The Commerce Commission welcomes a High Court judgment issued at the end of last week clarifying whether businesses involved in the transmission of broadcasting signals should be required to contribute to the Telecommunications Development Levy (TDL).

The Commission sought clarity from the High Court after amendments to the Telecommunications Act in 2018 removed an exemption for “broadcasting” from the definition of “telecommunication”. The other parties involved in the case were Kordia, Sky TV, TVNZ, Optus, and Chorus (as an intervenor).

Telecommunications Commissioner Tristan Gilbertson said the Commission must determine the amount of the TDL paid by industry participants according to a statutory framework in the Act by around December each year and welcomes the clarity that the judgment gives.

“It was important for us to be able to decide on liability for the TDL with a clear view of whether any of the broadcasters are liable as a result of the amendments to the Telecommunications Act,” he said.

“The judgment confirms that, with the exception of free-to-air broadcasters and satellite providers operating outside New Zealand, businesses involved in broadcasting transmission can be liable to pay the TDL.

“The judgment won’t make any difference to the total funds collected by the levy, which is set at $10 million a year, but it will affect the contributions made by individual companies, which is proportionate to their revenue from telecommunications services.

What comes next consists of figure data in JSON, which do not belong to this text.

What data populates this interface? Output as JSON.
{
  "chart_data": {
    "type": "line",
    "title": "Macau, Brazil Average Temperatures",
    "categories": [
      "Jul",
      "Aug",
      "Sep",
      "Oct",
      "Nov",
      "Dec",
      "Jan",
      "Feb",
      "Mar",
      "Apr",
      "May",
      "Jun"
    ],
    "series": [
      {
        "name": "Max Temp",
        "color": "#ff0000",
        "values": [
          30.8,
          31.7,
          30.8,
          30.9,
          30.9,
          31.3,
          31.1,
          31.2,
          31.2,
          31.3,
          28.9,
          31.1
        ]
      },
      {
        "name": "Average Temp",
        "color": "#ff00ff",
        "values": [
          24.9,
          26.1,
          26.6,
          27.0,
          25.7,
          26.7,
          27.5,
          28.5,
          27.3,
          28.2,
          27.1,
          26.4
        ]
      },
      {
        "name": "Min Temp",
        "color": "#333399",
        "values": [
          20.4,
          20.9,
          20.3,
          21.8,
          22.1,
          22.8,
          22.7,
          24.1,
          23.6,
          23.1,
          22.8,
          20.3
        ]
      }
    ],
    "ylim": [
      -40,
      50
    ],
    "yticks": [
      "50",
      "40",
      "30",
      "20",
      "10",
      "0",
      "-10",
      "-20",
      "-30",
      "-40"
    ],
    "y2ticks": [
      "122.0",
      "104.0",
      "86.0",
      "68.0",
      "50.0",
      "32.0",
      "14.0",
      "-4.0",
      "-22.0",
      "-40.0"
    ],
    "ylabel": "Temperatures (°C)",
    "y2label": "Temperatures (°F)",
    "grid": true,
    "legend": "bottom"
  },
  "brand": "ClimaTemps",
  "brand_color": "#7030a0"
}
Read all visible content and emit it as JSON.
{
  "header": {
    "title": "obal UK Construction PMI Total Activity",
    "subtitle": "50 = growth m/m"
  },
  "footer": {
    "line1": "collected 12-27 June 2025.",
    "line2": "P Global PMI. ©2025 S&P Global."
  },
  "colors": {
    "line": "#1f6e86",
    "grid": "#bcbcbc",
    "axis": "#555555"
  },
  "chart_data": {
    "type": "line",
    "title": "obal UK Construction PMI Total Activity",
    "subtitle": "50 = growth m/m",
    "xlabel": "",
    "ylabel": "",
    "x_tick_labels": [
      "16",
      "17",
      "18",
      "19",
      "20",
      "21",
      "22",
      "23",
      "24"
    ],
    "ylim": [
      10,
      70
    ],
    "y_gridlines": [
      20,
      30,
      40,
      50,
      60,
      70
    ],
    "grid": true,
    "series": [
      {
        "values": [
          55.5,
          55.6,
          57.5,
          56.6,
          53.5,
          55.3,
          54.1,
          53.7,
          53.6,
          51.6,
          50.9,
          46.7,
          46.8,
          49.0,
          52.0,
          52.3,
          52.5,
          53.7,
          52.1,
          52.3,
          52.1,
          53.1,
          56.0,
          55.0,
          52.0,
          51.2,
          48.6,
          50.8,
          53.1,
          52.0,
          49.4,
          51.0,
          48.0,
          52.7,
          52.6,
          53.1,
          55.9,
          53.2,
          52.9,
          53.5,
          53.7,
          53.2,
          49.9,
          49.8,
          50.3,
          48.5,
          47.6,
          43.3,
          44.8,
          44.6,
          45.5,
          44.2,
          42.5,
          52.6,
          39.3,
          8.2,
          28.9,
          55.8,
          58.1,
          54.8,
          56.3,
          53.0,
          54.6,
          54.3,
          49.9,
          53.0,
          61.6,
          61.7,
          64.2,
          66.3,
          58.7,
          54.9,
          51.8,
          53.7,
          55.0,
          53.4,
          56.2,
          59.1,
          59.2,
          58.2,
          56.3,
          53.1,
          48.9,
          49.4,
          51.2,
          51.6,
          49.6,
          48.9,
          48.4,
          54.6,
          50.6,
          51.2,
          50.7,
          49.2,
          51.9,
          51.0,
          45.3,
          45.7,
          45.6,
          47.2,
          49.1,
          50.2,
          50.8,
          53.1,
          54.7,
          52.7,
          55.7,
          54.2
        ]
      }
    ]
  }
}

“We will now use the guidance provided by the High Court to move ahead and make our TDL determination for 2021/22.”

The levy is paid by companies earning more than $10 million per year from telecommunications services. It is used to pay for telecommunications infrastructure and services that are not commercially viable, including the relay service for the deaf and hearing-impaired, broadband for rural areas, and improvements to the 111 emergency service.

The levy was set at $10 million for the 2019/20 year and is adjusted for inflation for subsequent years.

A copy of the judgment is available on the Commission’s website.